Projeto musical em terreiro de candomblé diminui evasão escolar em Goiás

Intolerância religiosa

Ações sociais em instituições religiosas de matrizes africanas mostram a relação de acolhimento entre terreiros e comunidades
por Portal Brasil publicado: 08/05/2016 11h44 última modificação: 08/05/2016 11h44

Um terreiro de candomblé quase sempre é muito mais do que um local de festas e celebrações religiosas. Assim como também ocorre com outras religiões de matriz africana, esses espaços acabam se tornando também centros de solidariedade e convívio social.

É o caso do terreiro Ilè Asé T'Ojú Labá, em Cidade Ocidental, Goiás. A vocação social faz do terreiro de Mãe Dora, um espaço de acolhimento, no qual são oferecidas oficinas musicais para crianças da região, muitas em situação de vulnerabilidade social.

A yalorixá explica que a ideia surgiu entre os frequentadores do terreiro. Como havia uma grande quantidade de professores de música, eles tiveram a ideia de juntar as crianças para dar aulas de instrumentos. O grupo fez um acordo com uma escola municipal e as aulas são no terreiro, embaixo das árvores.

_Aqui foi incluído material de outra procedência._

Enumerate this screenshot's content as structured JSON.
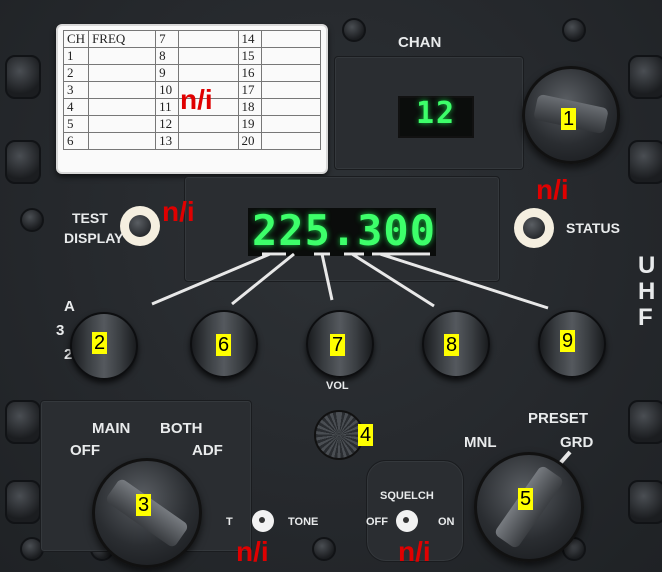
{
  "card": {
    "h_ch": "CH",
    "h_freq": "FREQ",
    "rows": [
      [
        "1",
        "",
        "7",
        "",
        "14",
        ""
      ],
      [
        "2",
        "",
        "8",
        "",
        "15",
        ""
      ],
      [
        "3",
        "",
        "9",
        "",
        "16",
        ""
      ],
      [
        "4",
        "",
        "10",
        "",
        "17",
        ""
      ],
      [
        "5",
        "",
        "11",
        "",
        "18",
        ""
      ],
      [
        "6",
        "",
        "12",
        "",
        "19",
        ""
      ],
      [
        "",
        "",
        "13",
        "",
        "20",
        ""
      ]
    ]
  },
  "chan": {
    "label": "CHAN",
    "value": "12"
  },
  "freq_display": "225.300",
  "test_display": {
    "line1": "TEST",
    "line2": "DISPLAY"
  },
  "status": "STATUS",
  "side_letters": [
    "U",
    "H",
    "F"
  ],
  "mode_labels": {
    "a": "A",
    "three": "3",
    "two": "2"
  },
  "vol": "VOL",
  "function": {
    "main": "MAIN",
    "off": "OFF",
    "both": "BOTH",
    "adf": "ADF"
  },
  "preset": {
    "preset": "PRESET",
    "mnl": "MNL",
    "grd": "GRD"
  },
  "tone": {
    "t": "T",
    "tone": "TONE"
  },
  "squelch": {
    "label": "SQUELCH",
    "off": "OFF",
    "on": "ON"
  },
  "badges": {
    "b1": "1",
    "b2": "2",
    "b3": "3",
    "b4": "4",
    "b5": "5",
    "b6": "6",
    "b7": "7",
    "b8": "8",
    "b9": "9"
  },
  "na": "n/i",
  "colors": {
    "display_green": "#3dff6a",
    "badge_yellow": "#ffff00",
    "na_red": "#e00000"
  }
}
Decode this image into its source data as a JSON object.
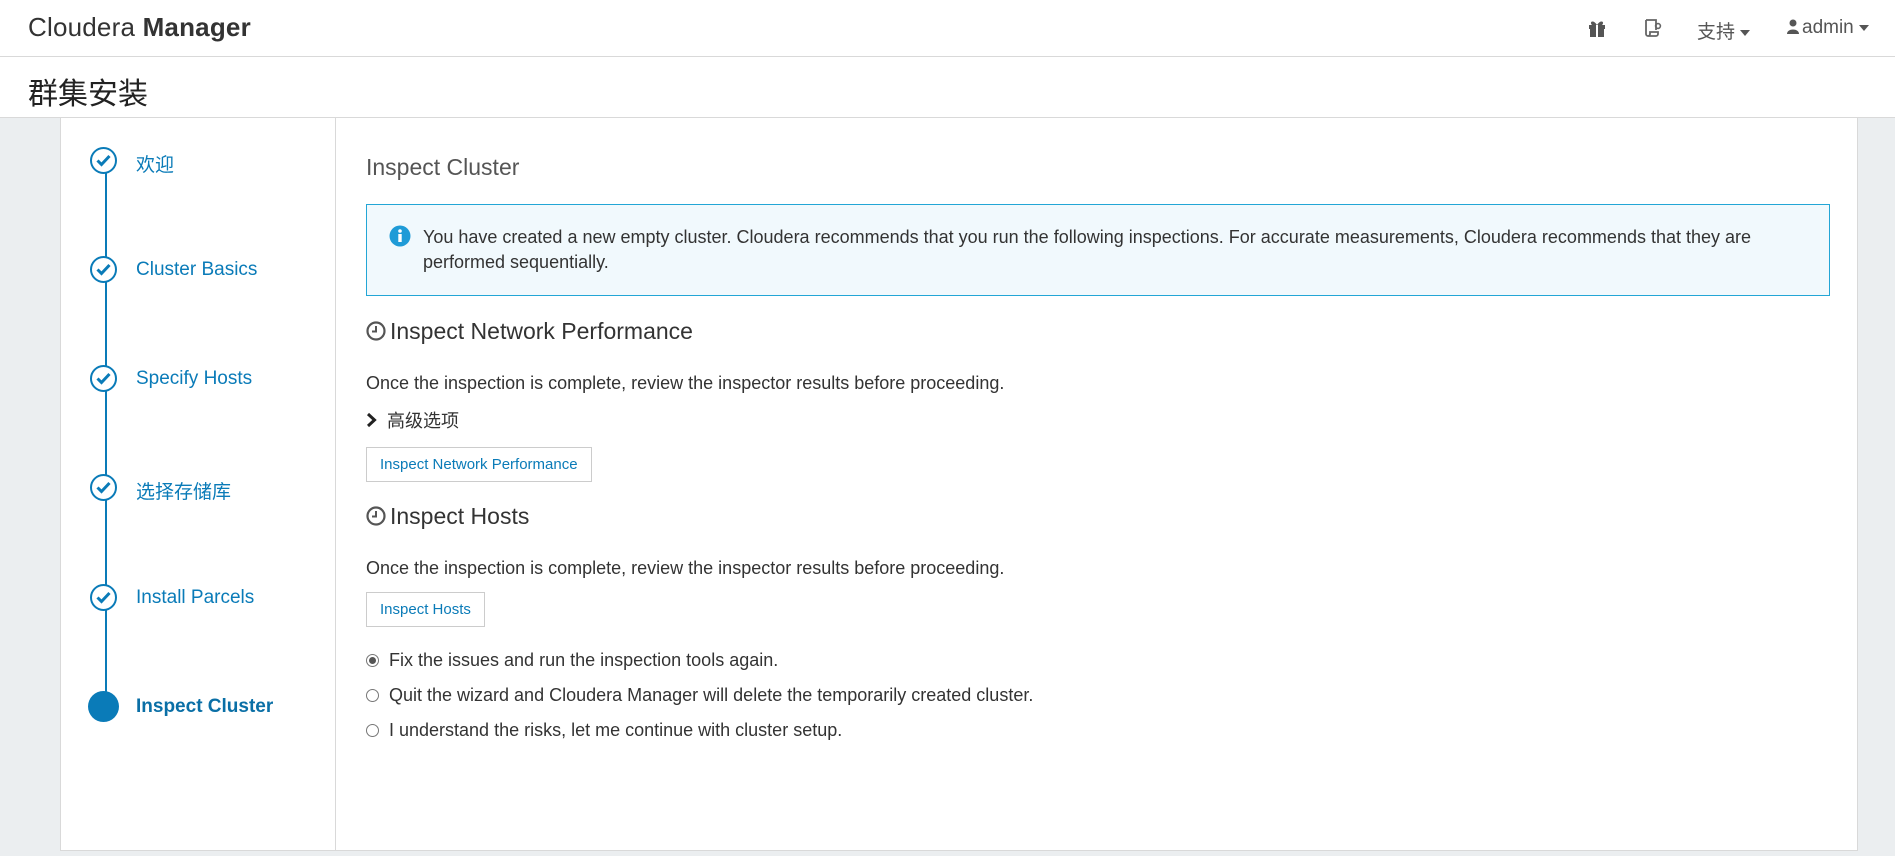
{
  "header": {
    "brand_light": "Cloudera",
    "brand_bold": "Manager",
    "gift_icon": "gift-icon",
    "running_commands_icon": "commands-icon",
    "support_label": "支持",
    "user_label": "admin"
  },
  "page": {
    "title": "群集安装"
  },
  "steps": [
    {
      "label": "欢迎",
      "state": "done"
    },
    {
      "label": "Cluster Basics",
      "state": "done"
    },
    {
      "label": "Specify Hosts",
      "state": "done"
    },
    {
      "label": "选择存储库",
      "state": "done"
    },
    {
      "label": "Install Parcels",
      "state": "done"
    },
    {
      "label": "Inspect Cluster",
      "state": "active"
    }
  ],
  "content": {
    "title": "Inspect Cluster",
    "alert_text": "You have created a new empty cluster. Cloudera recommends that you run the following inspections. For accurate measurements, Cloudera recommends that they are performed sequentially.",
    "network": {
      "heading": "Inspect Network Performance",
      "description": "Once the inspection is complete, review the inspector results before proceeding.",
      "advanced_label": "高级选项",
      "button_label": "Inspect Network Performance"
    },
    "hosts": {
      "heading": "Inspect Hosts",
      "description": "Once the inspection is complete, review the inspector results before proceeding.",
      "button_label": "Inspect Hosts"
    },
    "options": [
      {
        "label": "Fix the issues and run the inspection tools again.",
        "checked": true
      },
      {
        "label": "Quit the wizard and Cloudera Manager will delete the temporarily created cluster.",
        "checked": false
      },
      {
        "label": "I understand the risks, let me continue with cluster setup.",
        "checked": false
      }
    ]
  },
  "colors": {
    "accent": "#0a7bb8",
    "alert_border": "#23a6d6",
    "alert_bg": "#f1f9fd",
    "info_icon": "#1f9bd7"
  }
}
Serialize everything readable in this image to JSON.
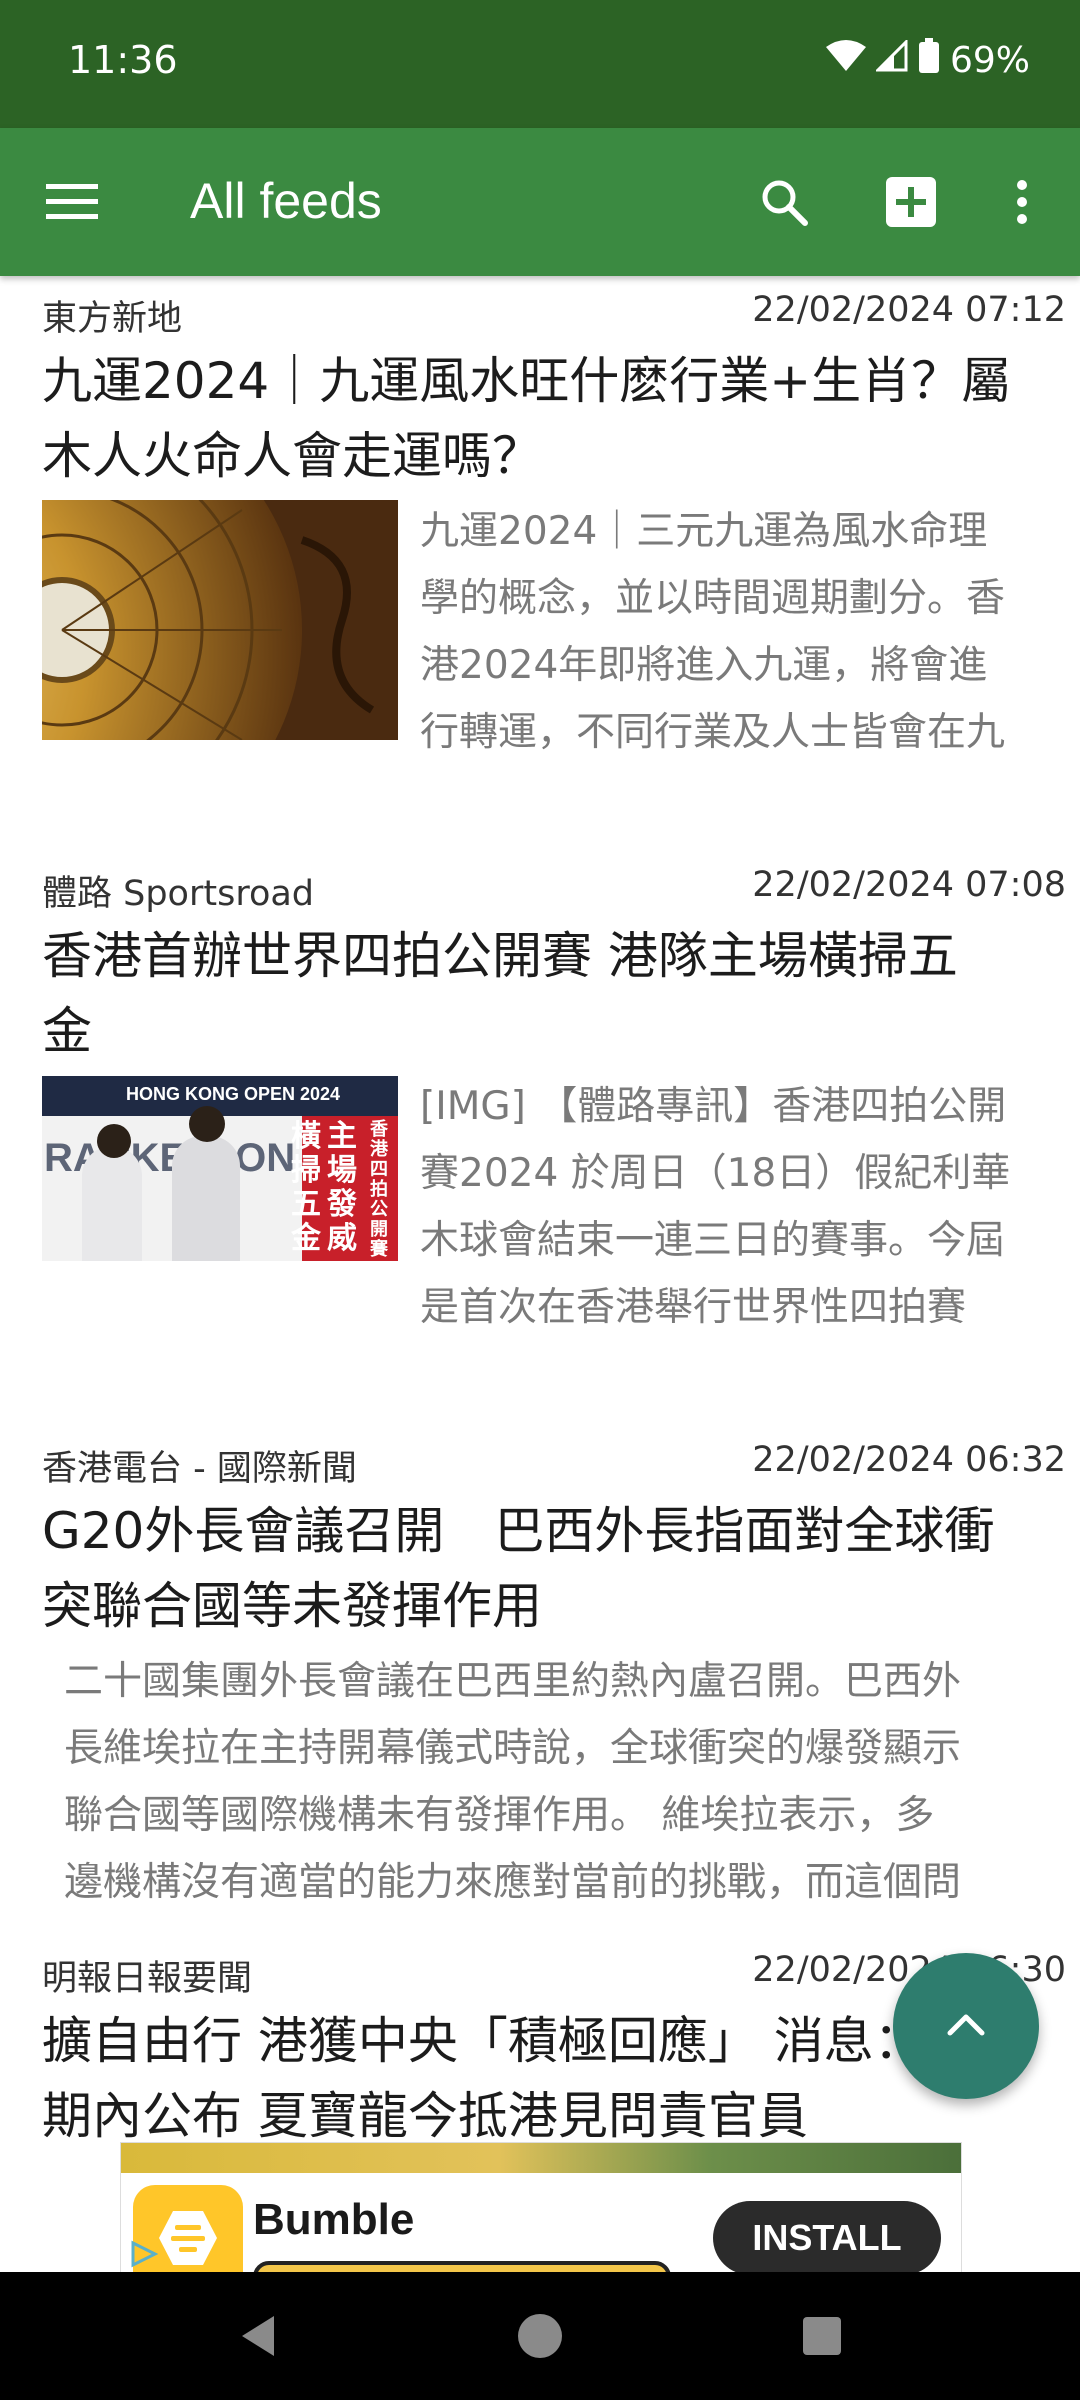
{
  "status_bar": {
    "time": "11:36",
    "battery": "69%"
  },
  "toolbar": {
    "title": "All feeds"
  },
  "feed": [
    {
      "source": "東方新地",
      "date": "22/02/2024 07:12",
      "title_lines": [
        "九運2024｜九運風水旺什麽行業+生肖？屬",
        "木人火命人會走運嗎？"
      ],
      "snippet_lines": [
        "九運2024｜三元九運為風水命理",
        "學的概念，並以時間週期劃分。香",
        "港2024年即將進入九運，將會進",
        "行轉運，不同行業及人士皆會在九"
      ],
      "thumb": "compass-image"
    },
    {
      "source": "體路 Sportsroad",
      "date": "22/02/2024 07:08",
      "title_lines": [
        "香港首辦世界四拍公開賽 港隊主場橫掃五",
        "金"
      ],
      "snippet_lines": [
        "[IMG] 【體路專訊】香港四拍公開",
        "賽2024 於周日（18日）假紀利華",
        "木球會結束一連三日的賽事。今屆",
        "是首次在香港舉行世界性四拍賽"
      ],
      "thumb": "sports-image",
      "thumb_text": {
        "banner": "HONG KONG OPEN 2024",
        "rac": "RACKETLON",
        "col1": "主場發威",
        "col2": "橫掃五金",
        "col3": "香港四拍公開賽"
      }
    },
    {
      "source": "香港電台 - 國際新聞",
      "date": "22/02/2024 06:32",
      "title_lines": [
        "G20外長會議召開　巴西外長指面對全球衝",
        "突聯合國等未發揮作用"
      ],
      "snippet_lines": [
        "二十國集團外長會議在巴西里約熱內盧召開。巴西外",
        "長維埃拉在主持開幕儀式時說，全球衝突的爆發顯示",
        "聯合國等國際機構未有發揮作用。 維埃拉表示，多",
        "邊機構沒有適當的能力來應對當前的挑戰，而這個問"
      ]
    },
    {
      "source": "明報日報要聞",
      "date": "22/02/2024 06:30",
      "title_lines": [
        "擴自由行 港獲中央「積極回應」 消息：短",
        "期內公布 夏寶龍今抵港見問責官員"
      ]
    }
  ],
  "ad": {
    "name": "Bumble",
    "install_label": "INSTALL"
  },
  "colors": {
    "statusbar": "#2c6325",
    "toolbar": "#3b8a41",
    "fab": "#2e7d6e"
  }
}
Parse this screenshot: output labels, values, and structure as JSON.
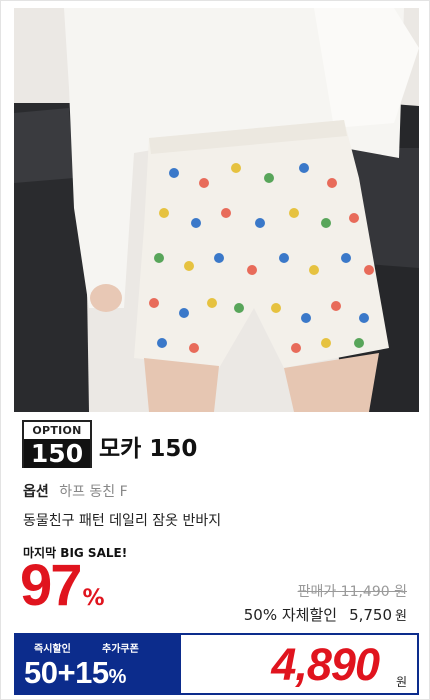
{
  "product_image": {
    "description_icon": "shorts-photo"
  },
  "option": {
    "badge_top": "OPTION",
    "badge_number": "150",
    "name": "모카 150",
    "option_label": "옵션",
    "option_value": "하프 동친 F"
  },
  "description": "동물친구 패턴 데일리 잠옷 반바지",
  "sale": {
    "tag": "마지막 BIG SALE!",
    "discount_number": "97",
    "discount_symbol": "%",
    "original_price": "판매가 11,490 원",
    "self_discount_rate": "50% 자체할인",
    "self_discount_price": "5,750",
    "won": "원"
  },
  "coupon": {
    "label_instant": "즉시할인",
    "label_extra": "추가쿠폰",
    "value": "50+15",
    "value_pct": "%"
  },
  "final": {
    "price": "4,890",
    "won": "원"
  },
  "colors": {
    "accent_red": "#e0141e",
    "coupon_navy": "#0c2c8c"
  }
}
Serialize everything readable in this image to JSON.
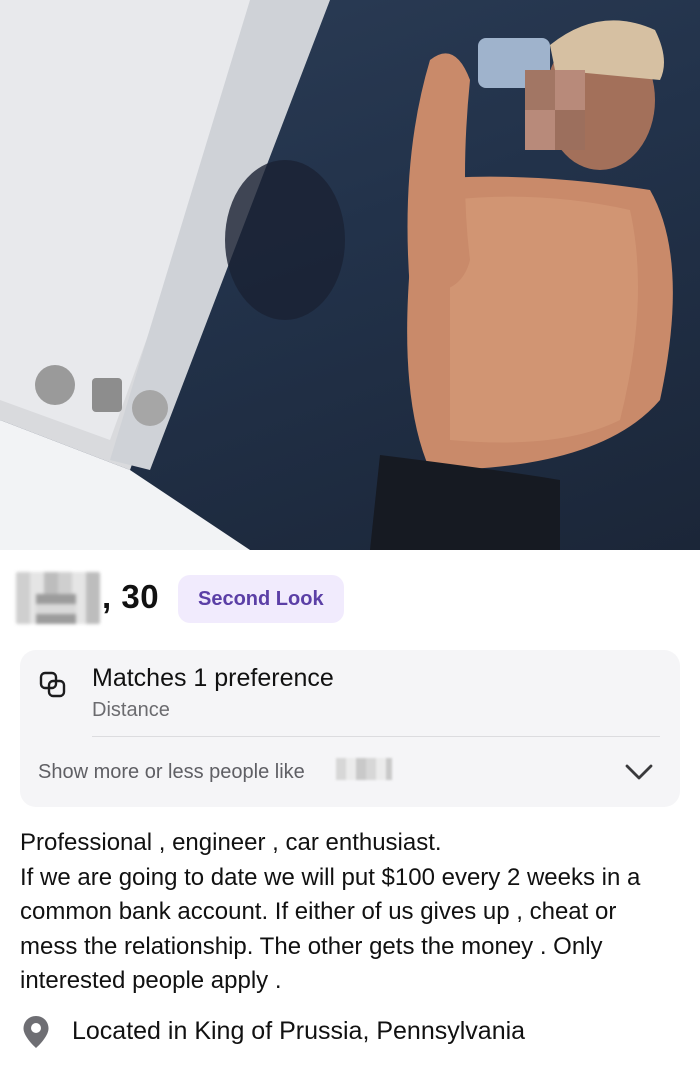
{
  "profile": {
    "age": ", 30",
    "badge": "Second Look"
  },
  "match": {
    "title": "Matches 1 preference",
    "subtitle": "Distance",
    "show_more": "Show more or less people like"
  },
  "bio": {
    "line1": "Professional , engineer , car enthusiast.",
    "line2": "If we are going to date we will put $100 every 2 weeks in a common bank account. If either of us gives up , cheat or mess the relationship. The other gets the money . Only interested people apply ."
  },
  "location": {
    "text": "Located in King of Prussia, Pennsylvania"
  },
  "icons": {
    "match": "overlapping-squares-icon",
    "expand": "chevron-down-icon",
    "location": "location-pin-icon"
  },
  "colors": {
    "badge_bg": "#f1ebfd",
    "badge_text": "#5b3fa6",
    "card_bg": "#f5f5f7"
  }
}
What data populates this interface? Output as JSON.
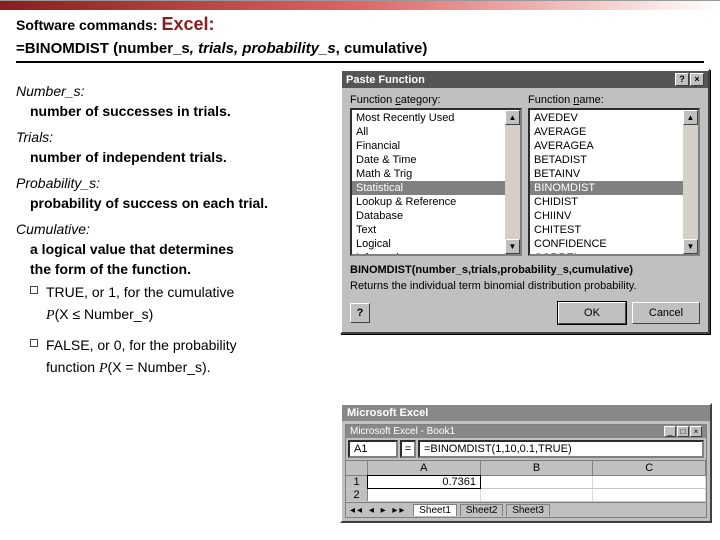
{
  "header": {
    "prefix": "Software commands:",
    "tool": "Excel:",
    "formula": "=BINOMDIST (number_s",
    "formula_rest": ", trials, probability_s",
    "formula_tail": ", cumulative)"
  },
  "params": {
    "number_s": {
      "label": "Number_s:",
      "desc": "number of successes in trials."
    },
    "trials": {
      "label": "Trials:",
      "desc": "number of independent trials."
    },
    "prob_s": {
      "label": "Probability_s:",
      "desc": "probability of success on each trial."
    },
    "cumul": {
      "label": "Cumulative:",
      "desc1": "a logical value that determines",
      "desc2": "the form of the function."
    }
  },
  "bullets": {
    "true": {
      "lead": "TRUE, or 1, for the cumulative",
      "math_pre": "P",
      "math_mid": "(X ≤ Number_s)"
    },
    "false": {
      "lead": "FALSE, or 0, for the probability",
      "line2_pre": "function ",
      "math_pre": "P",
      "math_mid": "(X = Number_s)."
    }
  },
  "dialog": {
    "title": "Paste Function",
    "btn_help": "?",
    "btn_close": "×",
    "cat_label_pre": "Function ",
    "cat_label_u": "c",
    "cat_label_post": "ategory:",
    "name_label_pre": "Function ",
    "name_label_u": "n",
    "name_label_post": "ame:",
    "categories": [
      "Most Recently Used",
      "All",
      "Financial",
      "Date & Time",
      "Math & Trig",
      "Statistical",
      "Lookup & Reference",
      "Database",
      "Text",
      "Logical",
      "Information"
    ],
    "cat_selected_index": 5,
    "functions": [
      "AVEDEV",
      "AVERAGE",
      "AVERAGEA",
      "BETADIST",
      "BETAINV",
      "BINOMDIST",
      "CHIDIST",
      "CHIINV",
      "CHITEST",
      "CONFIDENCE",
      "CORREL"
    ],
    "fn_selected_index": 5,
    "signature": "BINOMDIST(number_s,trials,probability_s,cumulative)",
    "description": "Returns the individual term binomial distribution probability.",
    "ok": "OK",
    "cancel": "Cancel",
    "help_icon": "?"
  },
  "excel": {
    "app_title": "Microsoft Excel",
    "book_title": "Microsoft Excel - Book1",
    "namebox": "A1",
    "formula": "=BINOMDIST(1,10,0.1,TRUE)",
    "eq": "=",
    "columns": [
      "A",
      "B",
      "C"
    ],
    "rows": [
      "1",
      "2"
    ],
    "result_cell": "0.7361",
    "sheets": {
      "arrows": "◂◂ ◂ ▸ ▸▸",
      "s1": "Sheet1",
      "s2": "Sheet2",
      "s3": "Sheet3"
    }
  }
}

"A história desse projeto é um desejo de muitos anos. Venho de uma família de umbandista e fazíamos alfabetização de criaças e adultos em Vicente Pires (DF). Meu sonho sempre foi ter uma escola em comunidade carente. A gente nem sabia muito como ia fazer, fomos descobrindo no dia a dia a melhor forma", conta Mãe Dora.

Hoje, ela conta com 47 crianças que frequentam o projeto, com idades que variam entre os 5 aos 21 anos. Como contrapartida, as crianças devem estar matriculadas e com uma boa frequencia escolar. Animada, Mãe Dora conta que a iniciativa reduziu de 70% para 20% a taxa de evasão escolar naquela região.

"Eu tenho criança de todas as formas. Tem criança que vem aqui só pra comer, aí vem e trás o irmão, o primo. De tempos em tempos, vou na escola conversar e ver como está a evolução das crianças. A gente pega no pé deles, falamos que não dá conseguir nada sem os estudos. O retorno dos pais é muito bacana. Muitos contam que o filho era briguento e violento, e hoje está mais tranquilo. É muito gratificante saber que podemos mudar uma criança e mostrar oturas formas de vida que não só a que ela está acostumada a ver", conta.

Solidariedade

Assim como Mãe Dora, vários terreiros de religiões de matrizes africanas têm, em suas práticas, projetos sociais para a vizinhança. A yalorixá relata que a interação com a comunidade está na própria lógica da religião, que prega acolhimento e ajuda aos que necessitam.

"As pessoas chegam e batem na sua porta, uma mãe que precisa de um gás, quando não tem médico no posto de saúde. No terreiro a gente não pergunta se você é branco, preto, rico, pobre. Está chegando um ser humano que precisa de ajuda. Faz parte da religião receber todos, sem olhar a cara e sem discriminar ninguém', conta.

Ela pensa que parte da população desconhece as ações pelo preconceito contra a religião. "As pessoas precisam conhecer o candomblé. Visitem as casas, vejam as práticas para aprender a respeitar. As pessoas veem as baianas na televisão vestidas de renda e acham bonito, é folclórico. Mas no dia a dia, existem pessoas com pensamentos errados de que fazemos maldade. Mas a verdade é que a gente acolhe quem ninguém quer. É aquele menino catarrento que ninguém olha, mas que a gente pega, dá banho e põe uma roupa limpinha".